そりゃおかしいぜ第三章

北海道根室台地、乳牛の獣医師として、この国の食料の在り方、自然保護、日本の政治、世界政治を問う

津久井やまゆり園事件から一年経過したが、”内なる植松”を問い続ける

2017-07-26 | 格差社会
相模原市の障がい者施設、「津久井やまゆり園」に植松という男がいくつかの刃物などをもって侵入し、19人を刺殺し26人の入所者に重軽症の傷害を与えた事件から、今日で一年経った。この事件は戦後最大の殺人事件である。
この事件の異様性は殺傷された人数の多さもさることながら、園の内部事情を熟知する施設の元(臨時)職員でもあった殺害犯、植松聖の犯行理由である。植松は、「障がい者は社会的悪である」「障が者は不幸の元となる」などと、犯行理由を述べている。犯行直前には衆議院議長に社会保障費を減らすからと表彰を希望し、友人には障がい者を600人殺害すると述べている。犯行直後に植松は自首し、犯行の理由をいまだに曲げずにむしろ誇ってさえいる。東京新聞への手紙は論旨は一貫して、「障がい者にも幸せを与える行為がどうして理解できないのか」と述べ、障がい者の差別思想と幸せはお金という考え方は変わっていない。

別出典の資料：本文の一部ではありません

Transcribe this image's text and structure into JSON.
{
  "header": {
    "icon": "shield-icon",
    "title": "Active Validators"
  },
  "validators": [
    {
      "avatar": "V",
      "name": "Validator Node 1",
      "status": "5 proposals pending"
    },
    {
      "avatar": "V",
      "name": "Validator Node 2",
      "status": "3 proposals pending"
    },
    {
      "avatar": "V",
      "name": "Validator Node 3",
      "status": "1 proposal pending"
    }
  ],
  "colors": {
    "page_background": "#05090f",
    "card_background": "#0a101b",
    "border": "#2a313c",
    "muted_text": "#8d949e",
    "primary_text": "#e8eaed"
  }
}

やまゆり園の入所者の家族で作る家族会の会長,大月和馬さんは、「家族としても,『障害者はいらない』という言葉は,私たちにとって本当に心を傷つけているんです。非常に間違った言葉を世の中に発しておりますんで、それを是非取り消して欲しいなと、本当に心から思ってます」と、複雑な心境を述べている。
障がい者は社会にとっても家族にとっても負担になる存在であることには変わりない。同じ人間であるとか同じ人権を有するものという認識は、現実に発生する多くの負担を背負う家族や社会にとって、植松の思想が入り込む隙があることも否めない。特に家族には、健常者よりも愛おしい存在でもある、障がい者である。

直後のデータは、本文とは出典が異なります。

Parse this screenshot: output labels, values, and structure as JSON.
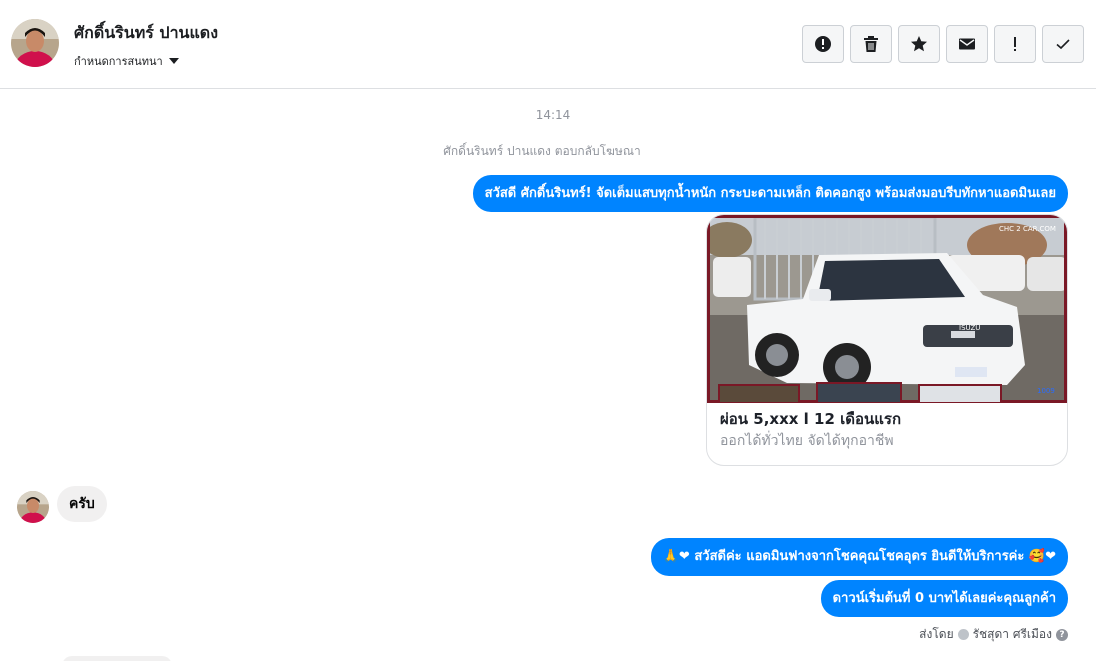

作家辺見庸が、我々は障がい者には、「無作為のくぐもった犯意をもっている」と述べている。我々はいつでも差別する側に立ち得ることを否定はしない。しかし、それがためにこそ効率的でないことを人権にまで及んで障がい者を差別する思想にが育まれる社会にこそ、発信していかなければならない。
石原慎太郎が、こうした人たち人権にあるのかねというのも、”内なる植松”である。ヒトラーがユダヤ人殺害のモデルにしたのが、障がい者の集団的殺害である。いずれも、社会の効率化から外れた存在として障がい者を位置付けている。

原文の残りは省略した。